In fact, the policy adopted by Macron and the entire European Union (EU) placed profits over lives, with disastrous consequences. In January, polls indicated two-thirds of the French public supported a lockdown to halt the spread of the disease, and doctors were calling on Macron to implement strict social distancing. Yet Macron insisted upon rejecting a lockdown.

Events since then have refuted all Macron’s rationalizations for keeping children in school, and workers at work, so that profits would continue to flow to the banks and major corporations. This policy, supported and adopted by governments across the EU, did not “slow” the pandemic. Rather, they led daily new cases in France to pass from around 10,000 at the end of December to triple that or more today.

Claims that “herd immunity” policies would save the economy compared to lockdowns are also exploded as frauds. Countries like China, Taiwan and Vietnam used scientific procedures such as lockdowns and rigorous test-and-trace procedures to limit the spread of the virus. With 96 million inhabitants, Vietnam has seen 35 deaths, and its economy grew over 2 percent in 2020.

France, with just under 67 million inhabitants, has seen nearly 100,000 deaths and, together with the rest of Europe, is sunk in its deepest economic and social crisis since the Great Depression of the 1930s. The EU used this pandemic, however, to give a €1.25 trillion bailout to the banks and hand out over €750 billion in EU bailout funds in state loans to major corporations. A parasitic financial aristocracy is feasting on unprecedented handouts of public funds, while thousands are left to die.

The disaster unfolding in France exposes the bankruptcy of European capitalism. This includes not only the banks and the governments, but also the union bureaucracies and their political allies in the middle class, the pseudo-left parties, who in France have served as Macron’s essential allies in implementing the open schools policy. Having signed their approval of EU bailouts as part of their negotiations with Macron, the unions isolated strikes by teachers last autumn against in-person learning, allowing Macron to crush strikers with riot police.
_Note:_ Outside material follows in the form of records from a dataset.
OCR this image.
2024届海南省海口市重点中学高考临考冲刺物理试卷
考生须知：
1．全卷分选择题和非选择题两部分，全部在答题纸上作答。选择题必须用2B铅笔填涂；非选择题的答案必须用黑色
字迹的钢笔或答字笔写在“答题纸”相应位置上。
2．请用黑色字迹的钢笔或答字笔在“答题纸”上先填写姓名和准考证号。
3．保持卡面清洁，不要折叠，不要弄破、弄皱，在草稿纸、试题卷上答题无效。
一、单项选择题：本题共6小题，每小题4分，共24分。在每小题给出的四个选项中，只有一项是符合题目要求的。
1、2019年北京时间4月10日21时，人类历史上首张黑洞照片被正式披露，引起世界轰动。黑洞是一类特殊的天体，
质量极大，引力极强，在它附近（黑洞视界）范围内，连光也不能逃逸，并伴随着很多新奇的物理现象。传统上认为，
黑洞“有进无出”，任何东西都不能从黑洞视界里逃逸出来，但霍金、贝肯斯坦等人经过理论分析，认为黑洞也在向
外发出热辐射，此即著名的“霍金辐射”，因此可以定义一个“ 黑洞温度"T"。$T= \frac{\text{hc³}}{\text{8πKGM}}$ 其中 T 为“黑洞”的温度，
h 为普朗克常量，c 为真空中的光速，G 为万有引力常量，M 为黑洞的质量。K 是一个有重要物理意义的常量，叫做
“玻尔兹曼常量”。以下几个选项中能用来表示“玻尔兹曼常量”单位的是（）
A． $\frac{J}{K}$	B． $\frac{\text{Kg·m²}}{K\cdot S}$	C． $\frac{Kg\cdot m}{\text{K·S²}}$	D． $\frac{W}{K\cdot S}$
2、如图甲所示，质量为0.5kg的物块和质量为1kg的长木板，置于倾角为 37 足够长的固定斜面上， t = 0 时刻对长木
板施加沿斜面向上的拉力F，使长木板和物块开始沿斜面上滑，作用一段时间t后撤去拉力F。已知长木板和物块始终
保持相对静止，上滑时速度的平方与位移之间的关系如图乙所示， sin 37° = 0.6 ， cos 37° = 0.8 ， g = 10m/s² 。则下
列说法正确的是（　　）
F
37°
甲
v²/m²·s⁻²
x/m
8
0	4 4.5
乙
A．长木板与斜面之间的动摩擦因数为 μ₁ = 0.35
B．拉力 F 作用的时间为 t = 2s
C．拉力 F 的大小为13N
Macron’s speech is a warning: the only way to avert truly horrific levels of death in France, as across Europe, is the international mobilization of the working class in struggle. Schools and nonessential production must be closed, and workers provided with a comfortable living wage to support them throughout the pandemic until a vaccine can be administered to the entire population. Massive resources must be invested to provide educators with the means for an effective program of online learning for students.

A struggle for such policies can only be organized independently of the union bureaucracies, however, as an international political movement to expropriate the financial aristocracy and transfer state power, including control over health policy, to the working class.